Dreaming up Zotonic Deployment with Github

Zotonic would benefit from a module that allows deployment by pushing to Github. This module could also accommodate periodic database backups to preserve content changes.

Though it may be fun, it is not ideal to dive right in to implementing such a beast so I will start by exploring the design. This module will be called mod_github_sync.

In order to effectively handle development changes that are pushed to Github there are two high-level options: polling and event-driven. As with most things it is preferable to do this in an event-driven manner. I have a functioning polling-based synchronization running for Verafin's website. It uses a simple cron-based approach which suffers from the obvious flaw that it requires admin access. Either way you slice it you run into issues with operations burden or security gaps. As a result I will be making mod_github_sync use an event-driven system directly in Zotonic.

How do you go about getting an event trigger when someone pushes to a Github repository? Github supports Post-Receive Hooks which let a repository owner or administrator set a URL to POST to when new objects are received (basically when a push occurs). The other side of this is a mechanism within Zotonic to accept this POST and trigger a background pull and rebuild of the code and templates. In my experience the best way do this is with a Webmachine resource. In order to support a similar requirement for IPN I wrote such a resource in mod_paypal. It seems like a simpler rendition of that resource could work.

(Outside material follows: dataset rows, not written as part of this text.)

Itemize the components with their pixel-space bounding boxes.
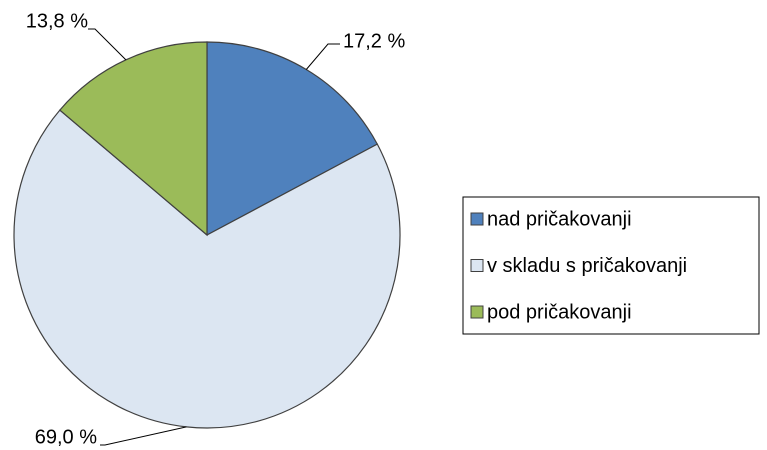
pie-slice	[13, 109, 401, 429]
legend-label: pod pričakovanji	[487, 301, 632, 323]
leader-line	[100, 426, 187, 446]
data-label: 13,8 %	[26, 10, 88, 32]
legend-label: v skladu s pričakovanji	[487, 255, 687, 277]
legend-box	[462, 196, 760, 335]
legend-label: nad pričakovanji	[487, 208, 632, 230]
leader-line	[305, 43, 340, 70]
pie-slice	[206, 41, 379, 237]
data-label: 17,2 %	[343, 30, 405, 52]
legend-swatch	[470, 259, 484, 272]
leader-line	[88, 28, 127, 61]
legend-swatch	[470, 212, 484, 226]
legend-swatch	[470, 305, 484, 319]
pie-slice	[59, 41, 208, 237]
data-label: 69,0 %	[35, 426, 97, 448]
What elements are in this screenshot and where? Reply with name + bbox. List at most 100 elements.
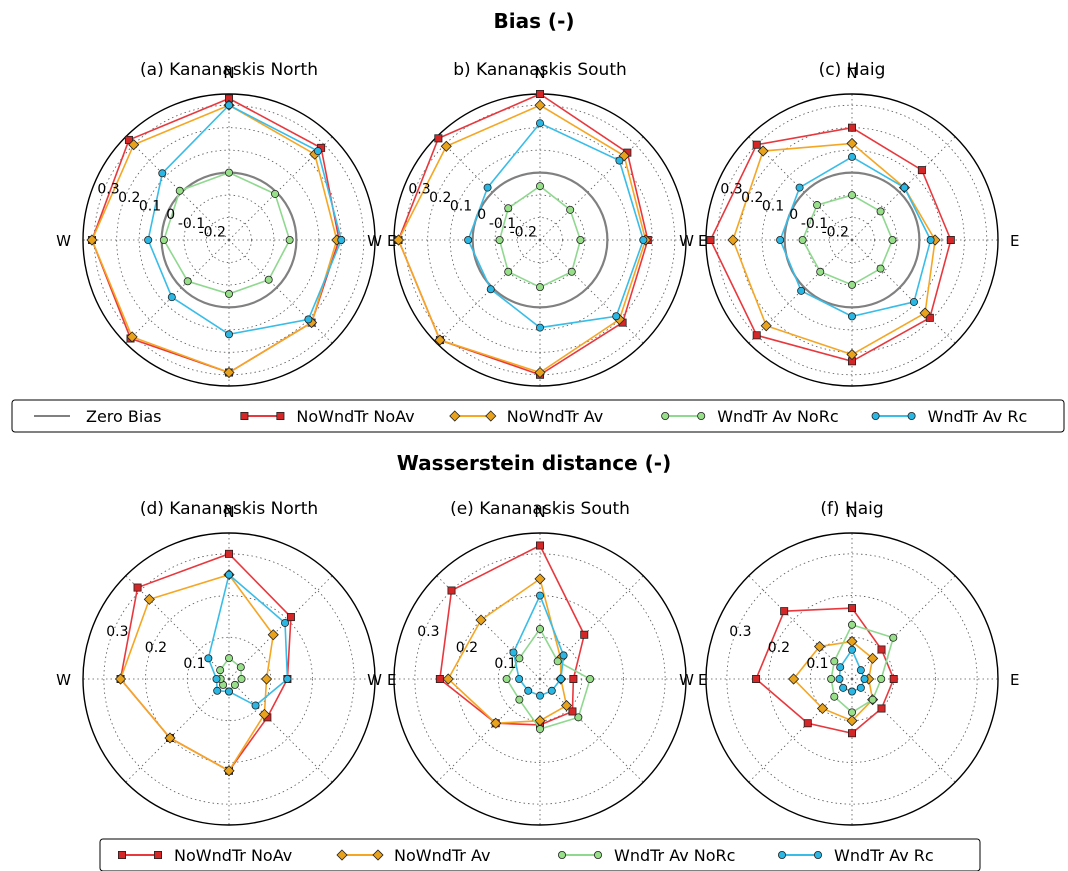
grid-spoke (228, 678, 333, 783)
direction-label-e: E (387, 671, 396, 689)
point-wndtr-av-norc (502, 675, 511, 684)
point-wndtr-av-norc (798, 235, 807, 244)
point-nowndtr-noav (925, 313, 934, 322)
point-nowndtr-noav (434, 134, 443, 143)
series-line-nowndtr-noav (119, 552, 292, 772)
point-wndtr-av-rc (251, 701, 260, 710)
point-wndtr-av-rc (224, 330, 233, 339)
point-wndtr-av-rc (556, 675, 565, 684)
legend-marker (153, 851, 162, 860)
point-nowndtr-av (114, 673, 127, 685)
point-wndtr-av-rc (283, 675, 292, 684)
legend-marker (372, 849, 384, 861)
outer-frame (705, 532, 999, 826)
legend-item-nowndtr-av: NoWndTr Av (449, 407, 603, 426)
r-tick-label: 0.1 (139, 199, 161, 215)
point-wndtr-av-rc (337, 235, 346, 244)
legend-marker (594, 851, 603, 860)
point-nowndtr-av (164, 732, 176, 744)
point-wndtr-av-norc (536, 182, 545, 191)
point-nowndtr-av (867, 652, 879, 664)
point-wndtr-av-norc (567, 267, 576, 276)
point-wndtr-av-norc (183, 277, 192, 286)
legend-marker (697, 411, 706, 420)
point-wndtr-av-rc (839, 683, 848, 692)
point-nowndtr-av (223, 366, 235, 379)
grid-spoke (851, 239, 956, 344)
r-tick-label: 0.2 (741, 190, 763, 206)
point-wndtr-av-rc (536, 591, 545, 600)
point-nowndtr-av (434, 334, 446, 346)
point-wndtr-av-norc (230, 680, 239, 689)
legend-marker (778, 851, 787, 860)
point-wndtr-av-rc (848, 645, 857, 654)
r-tick-label: 0.3 (106, 624, 128, 640)
legend-marker (449, 410, 461, 422)
radar-c-haig: (c) HaigNESW0.30.20.10-0.1-0.2 (679, 60, 1019, 416)
point-wndtr-av-norc (536, 624, 545, 633)
point-wndtr-av-rc (559, 651, 568, 660)
direction-label-w: W (56, 232, 71, 250)
direction-label-w: W (679, 671, 694, 689)
grid-spoke (748, 678, 853, 783)
point-nowndtr-av (223, 765, 235, 777)
legend-label: WndTr Av Rc (928, 407, 1028, 426)
point-nowndtr-noav (706, 235, 715, 244)
direction-label-n: N (534, 64, 545, 82)
point-wndtr-av-norc (224, 289, 233, 298)
grid-spoke (125, 239, 230, 344)
r-tick-label: 0.1 (494, 656, 516, 672)
point-wndtr-av-rc (639, 235, 648, 244)
point-nowndtr-av (534, 99, 546, 111)
outer-frame (82, 93, 376, 387)
point-nowndtr-noav (803, 719, 812, 728)
legend-label: NoWndTr NoAv (174, 846, 292, 865)
grid-circle (206, 217, 252, 263)
point-wndtr-av-norc (868, 695, 877, 704)
legend-label: WndTr Av Rc (834, 846, 934, 865)
legend-item-zero-bias: Zero Bias (34, 407, 161, 426)
point-wndtr-av-rc (213, 686, 222, 695)
point-nowndtr-av (440, 140, 452, 152)
outer-frame (393, 532, 687, 826)
point-wndtr-av-rc (158, 169, 167, 178)
direction-label-n: N (223, 503, 234, 521)
grid-circle (414, 553, 666, 805)
point-wndtr-av-rc (612, 312, 621, 321)
point-nowndtr-noav (124, 135, 133, 144)
direction-label-w: W (367, 671, 382, 689)
point-nowndtr-noav (946, 235, 955, 244)
bias-legend: Zero Bias NoWndTr NoAv NoWndTr Av WndTr Av … (11, 399, 1065, 433)
point-nowndtr-noav (752, 331, 761, 340)
point-wndtr-av-rc (464, 235, 473, 244)
point-wndtr-av-norc (159, 235, 168, 244)
point-nowndtr-av (534, 366, 546, 379)
direction-label-w: W (56, 671, 71, 689)
point-nowndtr-noav (580, 630, 589, 639)
point-nowndtr-av (813, 640, 826, 653)
point-wndtr-av-rc (856, 683, 865, 692)
point-wndtr-av-rc (224, 687, 233, 696)
point-wndtr-av-norc (848, 280, 857, 289)
point-nowndtr-av (846, 715, 858, 727)
point-nowndtr-av (788, 673, 800, 685)
point-wndtr-av-norc (237, 675, 246, 684)
point-wndtr-av-norc (576, 235, 585, 244)
point-wndtr-av-norc (236, 663, 245, 672)
point-wndtr-av-norc (574, 713, 583, 722)
legend-label: WndTr Av NoRc (614, 846, 735, 865)
point-wndtr-av-rc (486, 285, 495, 294)
legend-marker (336, 849, 348, 861)
grid-circle (145, 595, 313, 763)
point-nowndtr-av (392, 234, 405, 246)
series-line-nowndtr-noav (439, 544, 586, 726)
legend-marker (907, 411, 916, 420)
point-wndtr-av-rc (144, 235, 153, 244)
legend-marker (871, 411, 880, 420)
point-nowndtr-noav (435, 675, 444, 684)
point-wndtr-av-norc (536, 725, 545, 734)
point-nowndtr-noav (848, 729, 857, 738)
point-wndtr-av-rc (848, 312, 857, 321)
point-wndtr-av-norc (536, 283, 545, 292)
point-wndtr-av-norc (515, 695, 524, 704)
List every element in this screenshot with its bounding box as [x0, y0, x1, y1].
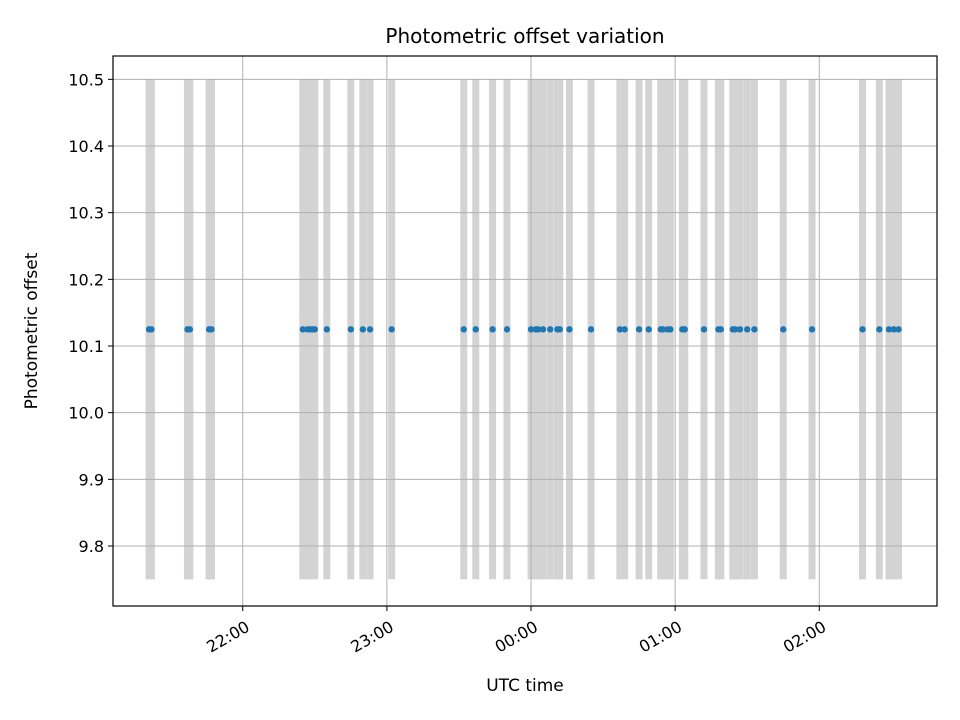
data-point	[645, 326, 652, 333]
plot-frame	[112, 55, 938, 607]
y-tick-label: 10.1	[68, 337, 104, 356]
data-point	[535, 326, 542, 333]
data-point	[876, 326, 883, 333]
data-point	[388, 326, 395, 333]
data-point	[472, 326, 479, 333]
data-point	[489, 326, 496, 333]
y-axis-label: Photometric offset	[22, 252, 42, 409]
data-point	[780, 326, 787, 333]
data-point	[732, 326, 739, 333]
grid-lines	[113, 56, 937, 606]
data-point	[299, 326, 306, 333]
y-tick-label: 9.9	[79, 470, 104, 489]
data-point	[503, 326, 511, 333]
x-axis-label: UTC time	[486, 676, 564, 696]
data-point	[359, 326, 367, 333]
data-point	[808, 326, 816, 333]
data-point	[621, 326, 628, 333]
x-tick-label: 23:00	[347, 617, 396, 657]
data-point	[659, 326, 667, 333]
data-point	[311, 326, 318, 333]
data-point	[681, 326, 688, 333]
y-axis-ticks: 9.8 9.9 10.0 10.1 10.2 10.3 10.4 10.5	[68, 70, 113, 556]
y-tick-label: 10.4	[68, 137, 104, 156]
x-tick-label: 02:00	[780, 617, 829, 657]
data-point	[208, 326, 215, 333]
data-point	[539, 326, 547, 333]
x-tick-label: 22:00	[203, 617, 252, 657]
y-tick-label: 10.0	[68, 404, 104, 423]
data-point	[347, 326, 355, 333]
data-point	[751, 326, 758, 333]
x-tick-label: 00:00	[492, 617, 541, 657]
data-point	[667, 326, 674, 333]
data-point	[460, 326, 467, 333]
x-tick-label: 01:00	[636, 617, 685, 657]
data-points	[145, 326, 902, 333]
data-point	[547, 326, 554, 333]
y-tick-label: 10.2	[68, 270, 104, 289]
y-tick-label: 9.8	[79, 537, 104, 556]
data-point	[744, 326, 751, 333]
x-axis-ticks: 22:00 23:00 00:00 01:00 02:00	[203, 606, 829, 657]
y-tick-label: 10.3	[68, 204, 104, 223]
data-point	[587, 326, 595, 333]
data-point	[366, 326, 374, 333]
data-point	[736, 326, 744, 333]
data-point	[566, 326, 573, 333]
data-point	[859, 326, 866, 333]
data-point	[895, 326, 902, 333]
data-point	[527, 326, 535, 333]
y-tick-label: 10.5	[68, 70, 104, 89]
data-point	[890, 326, 897, 333]
plot-background	[113, 56, 937, 606]
data-point	[556, 326, 564, 333]
data-point	[323, 326, 331, 333]
chart-title: Photometric offset variation	[385, 24, 664, 48]
data-point	[186, 326, 194, 333]
data-point	[148, 326, 155, 333]
data-point	[717, 326, 724, 333]
data-point	[700, 326, 708, 333]
data-point	[635, 326, 643, 333]
data-point	[616, 326, 624, 333]
data-point	[885, 326, 893, 333]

What other issues need to be considered? There are certainly some concerns about blocking Github with a slow resource. A clear solution to that is to spawn a process or better yet use Zotonic's event system to trigger the long-running bits.

Another problem is how to handle the content backup aspect of mod_github_sync. There was some talk on zotonic-developers a while back about a cron-esque system for running scheduled tasks in Zotonic. That could work, but it's a concept, not a product. Another alternative would be to code-shop bits of mod_backup since it does operate on a schedule. Generally speaking it is fairly easy to do a roughly timed operation in Erlang anyway using a receive after statement.

The final consideration I can think of right now is the synchronization point at which the database can be backed up safely. My assumption going in is that the database Zotonic uses is always in a consistent state as viewed by other clients. Based on this assumption I intend to run pg_dump from os:cmd/1 to write the SQL from the database to a tracked file within the site directory.

However, there is another obvious risk: running the scheduled backup to Github while processing a Post-Receive and attempting to pull. Git's locking might in theory handle this, but it seems imprudent to rely on it when I could synchronize myself. To synchronize something in Erlang both tasks would use a common process to represent the lock. It seems very likely that Zotonic has some site-based synchronization techniques that can be used.

Alright, it is settled! Next time I get a solid chunk of time to site down and program I am going to build mod_github_sync using Post-Receive Hooks to keep in sync with development and receive after to schedule hourly content backups. I will run the synchronization issue by zotonic-developers.